1. The user sends a Confidential Compute Request interacting with a SUAPP by calling its newBid function. Included in this request is also the user's L1 transaction as a confidential Input.
2. The Kettle will receive the transaction and process it. To do so it first runs the offchain logic associated with newBid which will extract the transaction's data and then return a callback:

return bytes.concat(this.emitHint.selector, abi.encode(hint));

which points to another function:

function emitHint(Suave.Bid calldata bid, bytes memory hint) public {
    emit HintEvent(bid.id, hint);
}

3. The callback is inserted into the calldata of a SUAVE transaction and then shipped off to the SUAVE mempool.
4. The transaction will get picked up, inserted in a block, and propagated.
5. From here a searcher monitoring the chain and this specific OFA will see the log emitted and begin processing.
6. Once the searcher has a backrun crafted for the opportunity it will send it to the Kettle as a Confidential Compute Request with the backrun transaction in the confidential inputs.
7. The MEVM node will receive and process the searcher's Confidential Compute Request based on the contracts logic. In this case, it will:
   • Grab referenced User Transaction to be placed behind
   • Submit to domain specific service for simulation and validation
   • Construct a bundle object with two transactions
8. From there, in this example, the MEVM will then forward the bundle to pre-configured off-SUAVE block builders, but could as easily also forward to onchain block builders.

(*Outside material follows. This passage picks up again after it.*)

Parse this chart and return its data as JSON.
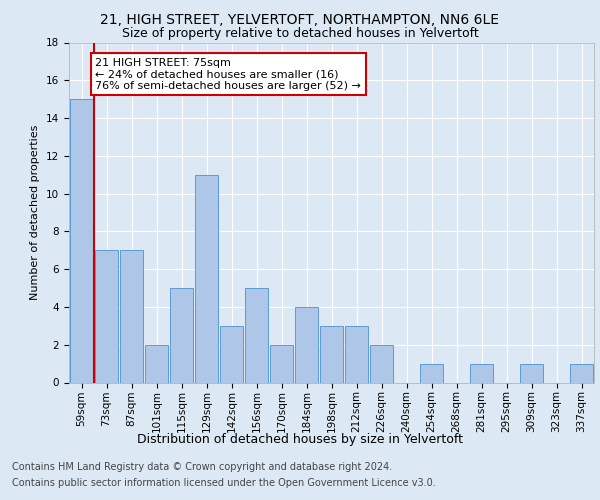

The important thing to note here is that this Confidential Compute pattern makes it such that no sensitive data gets leaked onchain except for what the smart contract specifies, and thus creates programmable information leakage.

Block Building Example

Blocks built from SUAVE will have unpredictable inclusion in the beginning, but adventurers are invited to hook into the block building flow already achievable today. Below is a walkthrough of a block being built via a solidity smart contract.

1. The user sends a Confidential Compute Request that specifies calling buildBlock on the onchain block builder contract.
2. The Kettle receives and processes the transaction; specifically, the logic will:

• grab all bundles that are stored in the block builders' confidential data store
• simulate all bundles
• sort bundles via arbitrary logic but in this gas by effective gas price
• compute state root and package into a block

3. Optional: Similar to the above, the confidential compute result can be a callback which will emit a log of the block's bid value onchain as well as a header that a validator can view.
4. Similar to sending to a centralized block builder, the MEVM will then send the block to a centralized relay where it is free to access by validators.